It’s recommended that we begin with our estate planning efforts as soon as possible. After all, we don’t know what life could bring — it’s always best to be prepared. Estate planning documents like wills and revocable trusts can be created at any point of a person’s life. But they should also be updated regularly to reflect new goals and changes in circumstances.

Sometimes, a person could have a revocable trust and realize that they want to revoke it later. This can happen if they no longer want their assets to be part of the family entity. It’s possible to revoke a revocable trust through a revocation of revocable trust document.

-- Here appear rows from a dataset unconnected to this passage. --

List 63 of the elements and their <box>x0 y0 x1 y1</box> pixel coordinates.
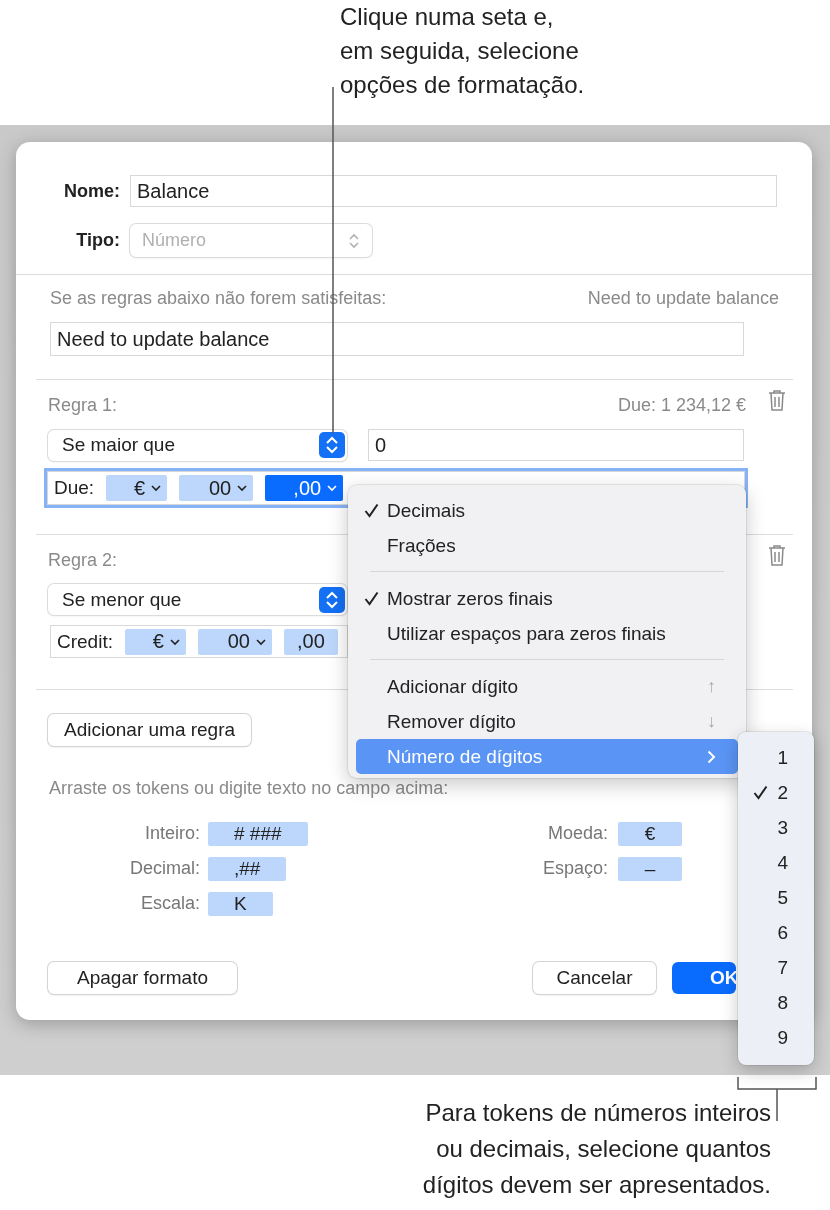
token-label: Moeda: <box>546 823 608 844</box>
token[interactable]: – <box>618 856 682 881</box>
name-field[interactable]: Balance <box>130 175 777 207</box>
condition-popup[interactable]: Se menor que <box>48 584 347 615</box>
field-label: Tipo: <box>75 230 120 251</box>
add-rule-button[interactable]: Adicionar uma regra <box>48 714 252 746</box>
callout-text: Para tokens de números inteiros ou decimais, selecione quantos dígitos devem ser apresentados. <box>422 1098 771 1200</box>
menu-item[interactable]: 2 <box>738 775 814 810</box>
caret-icon <box>255 637 266 646</box>
caret-icon <box>151 484 162 492</box>
menu-item[interactable]: 3 <box>738 810 814 845</box>
token[interactable]: K <box>208 891 273 916</box>
callout-text: Clique numa seta e, em seguida, selecione opções de formatação. <box>340 2 585 100</box>
token[interactable]: # ### <box>208 821 308 846</box>
token-label: Escala: <box>139 893 200 914</box>
menu-item[interactable]: 5 <box>738 880 814 915</box>
rule-preview: Due: 1 234,12 € <box>617 394 746 416</box>
menu-item[interactable]: 8 <box>738 985 814 1020</box>
fallback-field[interactable]: Need to update balance <box>50 322 744 356</box>
hint-text: Arraste os tokens ou digite texto no campo acima: <box>49 778 449 799</box>
menu-item[interactable]: Remover dígito ↓ <box>356 704 738 739</box>
token-label: Espaço: <box>541 858 608 879</box>
caret-icon <box>169 637 180 646</box>
trash-icon[interactable] <box>768 389 786 411</box>
menu-item[interactable]: 1 <box>738 740 814 775</box>
condition-popup[interactable]: Se maior que <box>48 429 347 461</box>
menu-item[interactable]: 9 <box>738 1020 814 1055</box>
caret-icon <box>237 484 248 492</box>
token-label: Inteiro: <box>143 823 200 844</box>
field-label: Nome: <box>63 180 120 202</box>
menu-item[interactable]: Utilizar espaços para zeros finais <box>356 616 738 651</box>
rule-label: Regra 2: <box>48 549 118 571</box>
token[interactable]: 00 <box>197 628 272 655</box>
token-label: Decimal: <box>129 858 200 879</box>
token[interactable]: ,00 <box>283 628 338 655</box>
dialog-button[interactable]: Cancelar <box>533 962 656 994</box>
dialog-button[interactable]: Apagar formato <box>48 962 237 994</box>
ok-button[interactable]: OK <box>672 962 736 994</box>
token[interactable]: ,00 <box>265 475 344 501</box>
menu-item[interactable]: 7 <box>738 950 814 985</box>
menu-item[interactable]: Mostrar zeros finais <box>356 581 738 616</box>
format-field[interactable]: Credit: € 00 ,00 <box>50 625 348 658</box>
token[interactable]: € <box>124 628 186 655</box>
up-down-icon <box>348 231 360 250</box>
menu-item[interactable]: 6 <box>738 915 814 950</box>
value-field[interactable]: 0 <box>368 429 744 461</box>
token[interactable]: € <box>106 475 168 501</box>
format-label: Due: <box>54 477 95 499</box>
token[interactable]: ,## <box>208 856 287 881</box>
menu-item[interactable]: Frações <box>356 528 738 563</box>
up-down-icon <box>319 432 345 458</box>
token[interactable]: € <box>618 821 682 846</box>
menu-item[interactable]: 4 <box>738 845 814 880</box>
rule-label: Regra 1: <box>48 394 118 416</box>
fallback-preview: Need to update balance <box>587 288 779 309</box>
caret-icon <box>327 484 338 492</box>
menu-item[interactable]: Decimais <box>356 493 738 528</box>
up-down-icon <box>319 586 345 613</box>
trash-icon[interactable] <box>768 544 786 566</box>
format-label: Credit: <box>57 630 113 653</box>
menu-item[interactable]: Adicionar dígito ↑ <box>356 669 738 704</box>
chevron-right-icon <box>707 749 716 764</box>
token[interactable]: 00 <box>179 475 254 501</box>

How to Revoke a Revocable Trust

In order to revoke a revocable trust, one has to create a revocation of revocable trust. This is a document that declares the revocation and lists the specific name, date, and amendments to the trust. By filing a revocation document, the revocable trust will no longer exist.

It sounds simple when put that way. But what if a revocable trust has assets in it? These assets need to be taken out of the family entity. So when a revocation document is filed, the person revoking should take care to remove all the assets from the trust.

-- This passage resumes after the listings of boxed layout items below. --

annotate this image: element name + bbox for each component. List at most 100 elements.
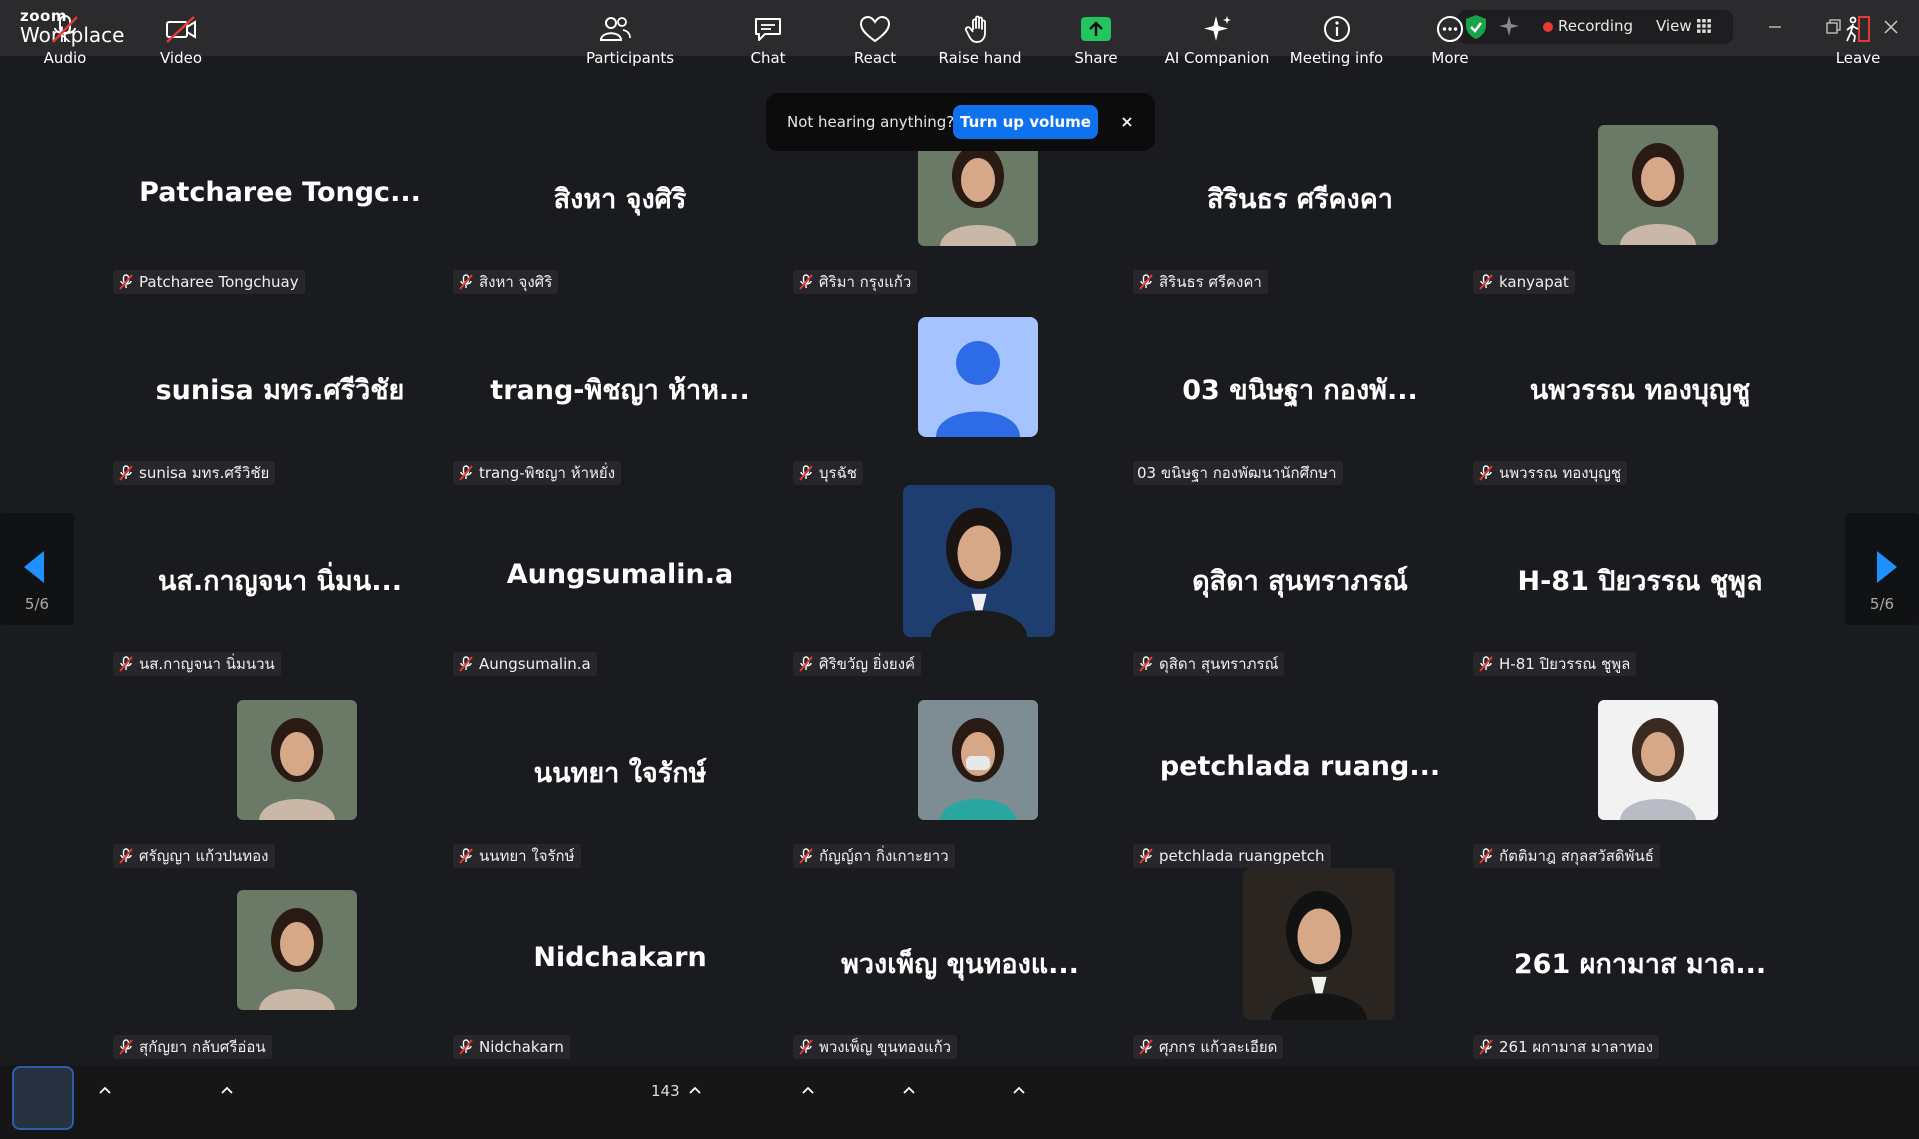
mic-muted-icon [459,274,473,290]
audio-button-highlight[interactable] [12,1066,74,1130]
meeting-info-button[interactable]: Meeting info [1284,0,1389,74]
participants-options-chevron-icon[interactable] [687,1084,703,1096]
chat-button[interactable]: Chat [728,0,808,74]
participant-tile[interactable]: Patcharee Tongc... Patcharee Tongchuay [110,103,450,294]
participant-display-name: นพวรรณ ทองบุญชู [1529,375,1751,406]
participant-tile[interactable]: ดุสิดา สุนทราภรณ์ ดุสิดา สุนทราภรณ์ [1130,485,1470,676]
mic-muted-icon [119,656,133,672]
raise-hand-options-chevron-icon[interactable] [1011,1084,1027,1096]
participant-name-label: 261 ผกามาส มาลาทอง [1473,1035,1660,1059]
participant-tile[interactable]: สิงหา จุงศิริ สิงหา จุงศิริ [450,103,790,294]
participant-name-label: นนทยา ใจรักษ์ [453,844,581,868]
participant-name-label: ศรัญญา แก้วปนทอง [113,844,275,868]
react-options-chevron-icon[interactable] [901,1084,917,1096]
participant-tile[interactable]: ศิริขวัญ ยิ่งยงค์ [790,485,1130,676]
heart-icon [859,15,891,43]
participant-name-label: Nidchakarn [453,1035,570,1059]
leave-button[interactable]: Leave [1818,0,1898,74]
participant-tile[interactable]: 03 ขนิษฐา กองพั... 03 ขนิษฐา กองพัฒนานักศ… [1130,294,1470,485]
participant-display-name: นส.กาญจนา นิ่มน... [157,566,403,597]
participant-name-label: พวงเพ็ญ ขุนทองแก้ว [793,1035,958,1059]
participant-photo [1243,868,1395,1020]
participant-tile[interactable]: ศุภกร แก้วละเอียด [1130,868,1470,1059]
participant-name-text: บุรฉัช [819,464,857,482]
participant-photo [903,485,1055,637]
participant-tile[interactable]: กัญญ์ถา กิ่งเกาะยาว [790,677,1130,868]
participants-label: Participants [585,49,675,67]
participant-name-label: บุรฉัช [793,461,863,485]
participant-tile[interactable]: trang-พิชญา ห้าห... trang-พิชญา ห้าหยั่ง [450,294,790,485]
participant-tile[interactable]: sunisa มทร.ศรีวิชัย sunisa มทร.ศรีวิชัย [110,294,450,485]
participant-name-text: 261 ผกามาส มาลาทอง [1499,1038,1654,1056]
participant-tile[interactable]: Aungsumalin.a Aungsumalin.a [450,485,790,676]
mic-muted-icon [1479,656,1493,672]
mic-muted-icon [799,465,813,481]
participant-tile[interactable]: petchlada ruang... petchlada ruangpetch [1130,677,1470,868]
mic-muted-icon [119,1039,133,1055]
share-screen-icon [1081,17,1111,41]
mic-muted-icon [459,465,473,481]
participant-display-name: H-81 ปิยวรรณ ชูพูล [1517,566,1763,597]
participant-name-label: 03 ขนิษฐา กองพัฒนานักศึกษา [1133,461,1343,485]
participant-tile[interactable]: Nidchakarn Nidchakarn [450,868,790,1059]
mic-muted-icon [799,274,813,290]
more-button[interactable]: More [1410,0,1490,74]
ai-companion-button[interactable]: AI Companion [1162,0,1272,74]
audio-button[interactable]: Audio [25,0,105,74]
participant-tile[interactable]: H-81 ปิยวรรณ ชูพูล H-81 ปิยวรรณ ชูพูล [1470,485,1810,676]
leave-label: Leave [1835,49,1881,67]
participant-tile[interactable]: บุรฉัช [790,294,1130,485]
participant-tile[interactable]: สิรินธร ศรีคงคา สิรินธร ศรีคงคา [1130,103,1470,294]
mic-muted-icon [52,15,78,43]
participant-name-text: สิงหา จุงศิริ [479,273,553,291]
view-button[interactable]: View [1656,17,1692,35]
grid-view-icon[interactable] [1697,19,1711,33]
participant-display-name: นนทยา ใจรักษ์ [533,758,707,789]
ai-companion-sparkle-icon [1204,16,1231,41]
participant-tile[interactable]: นพวรรณ ทองบุญชู นพวรรณ ทองบุญชู [1470,294,1810,485]
video-options-chevron-icon[interactable] [219,1084,235,1096]
participant-tile[interactable]: สุกัญยา กลับศรีอ่อน [110,868,450,1059]
video-off-icon [166,16,196,43]
participant-tile[interactable]: นส.กาญจนา นิ่มน... นส.กาญจนา นิ่มนวน [110,485,450,676]
previous-page-button[interactable]: 5/6 [0,513,74,625]
mic-muted-icon [1479,465,1493,481]
participant-name-label: กัตติมาฎ สกุลสวัสดิพันธ์ [1473,844,1660,868]
participant-name-text: ศิริขวัญ ยิ่งยงค์ [819,655,916,673]
ai-sparkle-icon[interactable] [1497,14,1521,38]
participant-name-text: กัญญ์ถา กิ่งเกาะยาว [819,847,949,865]
react-button[interactable]: React [835,0,915,74]
participant-tile[interactable]: กัตติมาฎ สกุลสวัสดิพันธ์ [1470,677,1810,868]
recording-label[interactable]: Recording [1558,17,1633,35]
minimize-icon[interactable] [1760,12,1790,42]
share-button[interactable]: Share [1056,0,1136,74]
next-page-button[interactable]: 5/6 [1845,513,1919,625]
audio-options-chevron-icon[interactable] [97,1084,113,1096]
participant-name-label: ดุสิดา สุนทราภรณ์ [1133,652,1285,676]
raise-hand-button[interactable]: Raise hand [930,0,1030,74]
close-toast-icon[interactable] [1115,110,1139,134]
participant-display-name: สิงหา จุงศิริ [553,184,687,215]
participant-display-name: 261 ผกามาส มาล... [1513,949,1767,980]
participant-tile[interactable]: kanyapat [1470,103,1810,294]
participant-tile[interactable]: 261 ผกามาส มาล... 261 ผกามาส มาลาทอง [1470,868,1810,1059]
mic-muted-icon [1479,1039,1493,1055]
participant-name-text: sunisa มทร.ศรีวิชัย [139,464,270,482]
more-options-icon [1437,16,1463,42]
participant-name-text: สิรินธร ศรีคงคา [1159,273,1262,291]
mic-muted-icon [1139,656,1153,672]
leave-door-icon [1846,16,1870,43]
chat-options-chevron-icon[interactable] [800,1084,816,1096]
video-button[interactable]: Video [141,0,221,74]
chat-icon [755,18,781,41]
participant-tile[interactable]: นนทยา ใจรักษ์ นนทยา ใจรักษ์ [450,677,790,868]
participants-button[interactable]: Participants [580,0,680,74]
participant-tile[interactable]: พวงเพ็ญ ขุนทองแ... พวงเพ็ญ ขุนทองแก้ว [790,868,1130,1059]
participant-name-text: กัตติมาฎ สกุลสวัสดิพันธ์ [1499,847,1654,865]
turn-up-volume-button[interactable]: Turn up volume [953,105,1098,139]
arrow-right-icon [1877,551,1897,583]
participant-tile[interactable]: ศรัญญา แก้วปนทอง [110,677,450,868]
participants-count: 143 [651,1082,680,1100]
participant-display-name: Aungsumalin.a [506,559,734,590]
participant-name-text: นพวรรณ ทองบุญชู [1499,464,1622,482]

In cases of real estate properties that are in the trust, they have to create a real estate deed to rename the owner and get the property out of the trust. It’s the same case with bank accounts and life insurance policies. These documents need to be updated to make sure that the trust is no longer listed as the pay on death beneficiary.

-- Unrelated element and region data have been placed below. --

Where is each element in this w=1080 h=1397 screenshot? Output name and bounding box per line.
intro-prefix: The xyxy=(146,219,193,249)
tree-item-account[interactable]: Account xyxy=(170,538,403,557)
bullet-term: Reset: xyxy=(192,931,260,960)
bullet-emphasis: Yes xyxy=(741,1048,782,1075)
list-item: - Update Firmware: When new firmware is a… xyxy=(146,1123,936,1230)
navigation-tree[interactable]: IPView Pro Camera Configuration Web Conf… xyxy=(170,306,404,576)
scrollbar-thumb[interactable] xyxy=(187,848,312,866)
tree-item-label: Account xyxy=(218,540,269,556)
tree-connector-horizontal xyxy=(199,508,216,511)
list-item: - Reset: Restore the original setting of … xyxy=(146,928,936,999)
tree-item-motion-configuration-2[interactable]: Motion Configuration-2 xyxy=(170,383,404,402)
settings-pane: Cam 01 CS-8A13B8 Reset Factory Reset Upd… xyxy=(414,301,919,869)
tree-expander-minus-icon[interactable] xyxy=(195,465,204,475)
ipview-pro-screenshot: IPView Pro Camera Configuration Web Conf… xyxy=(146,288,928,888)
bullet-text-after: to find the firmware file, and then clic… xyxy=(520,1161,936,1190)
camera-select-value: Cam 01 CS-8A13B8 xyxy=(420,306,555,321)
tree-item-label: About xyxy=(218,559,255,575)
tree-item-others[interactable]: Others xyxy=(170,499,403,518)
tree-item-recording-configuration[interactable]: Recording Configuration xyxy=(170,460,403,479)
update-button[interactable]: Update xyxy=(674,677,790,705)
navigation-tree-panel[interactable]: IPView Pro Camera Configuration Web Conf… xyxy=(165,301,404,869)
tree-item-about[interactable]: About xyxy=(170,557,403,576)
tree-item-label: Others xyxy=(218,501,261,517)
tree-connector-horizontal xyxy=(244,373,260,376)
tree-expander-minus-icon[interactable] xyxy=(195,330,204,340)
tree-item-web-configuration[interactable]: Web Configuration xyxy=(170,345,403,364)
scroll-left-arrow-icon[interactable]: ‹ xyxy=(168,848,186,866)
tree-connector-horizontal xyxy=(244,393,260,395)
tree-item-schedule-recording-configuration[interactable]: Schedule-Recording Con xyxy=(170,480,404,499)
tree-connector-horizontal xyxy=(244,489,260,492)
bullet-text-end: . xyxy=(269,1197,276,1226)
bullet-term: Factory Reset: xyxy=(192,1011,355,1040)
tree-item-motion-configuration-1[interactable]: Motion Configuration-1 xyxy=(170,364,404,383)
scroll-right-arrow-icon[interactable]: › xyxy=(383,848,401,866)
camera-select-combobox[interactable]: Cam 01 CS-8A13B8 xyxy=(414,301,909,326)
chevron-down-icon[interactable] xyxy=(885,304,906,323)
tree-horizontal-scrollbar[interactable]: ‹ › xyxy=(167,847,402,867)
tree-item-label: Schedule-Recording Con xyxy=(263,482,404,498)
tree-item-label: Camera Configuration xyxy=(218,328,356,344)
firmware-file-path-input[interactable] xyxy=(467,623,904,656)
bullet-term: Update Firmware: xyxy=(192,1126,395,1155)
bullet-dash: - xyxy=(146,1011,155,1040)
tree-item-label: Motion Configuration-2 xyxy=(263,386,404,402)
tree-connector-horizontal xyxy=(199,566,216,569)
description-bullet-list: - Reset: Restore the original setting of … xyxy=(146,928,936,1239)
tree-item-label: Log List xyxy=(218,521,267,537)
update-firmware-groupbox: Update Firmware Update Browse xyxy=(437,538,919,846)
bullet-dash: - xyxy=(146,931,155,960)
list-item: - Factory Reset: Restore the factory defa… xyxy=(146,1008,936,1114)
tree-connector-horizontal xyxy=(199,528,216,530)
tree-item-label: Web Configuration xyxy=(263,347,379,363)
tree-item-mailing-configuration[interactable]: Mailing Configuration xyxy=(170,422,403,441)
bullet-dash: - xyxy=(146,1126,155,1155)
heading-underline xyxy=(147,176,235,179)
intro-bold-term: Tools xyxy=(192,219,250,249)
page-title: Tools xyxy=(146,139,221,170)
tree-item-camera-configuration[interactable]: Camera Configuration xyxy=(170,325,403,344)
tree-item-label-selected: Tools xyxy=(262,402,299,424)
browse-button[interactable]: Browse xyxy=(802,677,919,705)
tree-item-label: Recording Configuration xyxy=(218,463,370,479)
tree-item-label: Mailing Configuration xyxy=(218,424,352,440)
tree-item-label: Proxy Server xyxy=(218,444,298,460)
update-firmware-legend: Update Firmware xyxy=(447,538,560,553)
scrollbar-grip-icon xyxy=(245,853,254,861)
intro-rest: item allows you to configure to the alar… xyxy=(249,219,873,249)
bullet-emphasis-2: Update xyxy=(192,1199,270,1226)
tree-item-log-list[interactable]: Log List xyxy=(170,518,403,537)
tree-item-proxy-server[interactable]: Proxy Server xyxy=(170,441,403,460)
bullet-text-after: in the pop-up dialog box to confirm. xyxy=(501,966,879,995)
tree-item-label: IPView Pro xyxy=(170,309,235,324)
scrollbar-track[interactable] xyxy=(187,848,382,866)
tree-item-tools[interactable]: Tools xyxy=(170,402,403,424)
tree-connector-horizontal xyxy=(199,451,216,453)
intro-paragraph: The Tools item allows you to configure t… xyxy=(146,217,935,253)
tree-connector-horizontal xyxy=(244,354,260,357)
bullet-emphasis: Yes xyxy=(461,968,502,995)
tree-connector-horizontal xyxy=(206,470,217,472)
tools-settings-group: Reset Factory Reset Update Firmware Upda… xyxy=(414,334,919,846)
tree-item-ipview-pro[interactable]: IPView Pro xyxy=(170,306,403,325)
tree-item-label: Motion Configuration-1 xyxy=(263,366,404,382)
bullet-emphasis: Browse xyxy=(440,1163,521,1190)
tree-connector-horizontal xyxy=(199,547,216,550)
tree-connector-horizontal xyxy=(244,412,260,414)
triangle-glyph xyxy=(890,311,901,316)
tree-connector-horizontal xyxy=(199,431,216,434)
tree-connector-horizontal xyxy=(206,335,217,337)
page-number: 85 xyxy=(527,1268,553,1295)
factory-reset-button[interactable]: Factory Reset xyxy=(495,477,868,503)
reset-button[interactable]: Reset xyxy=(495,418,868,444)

If these documents are not updated and the assets are not taken out of the trust, it can cause problems in the long run. Looking at it this way makes revoking a revocable trust a much harder process. And this is why it’s not common for people to revoke their trust.

What If You Don’t Revoke a Trust?

People typically don’t revoke a trust so that they don’t have to worry about the assets in it. And this is a more practical solution. What can be done instead is changing the trust beneficiaries on the beneficiary designation forms to make sure that the assets go to the intended people.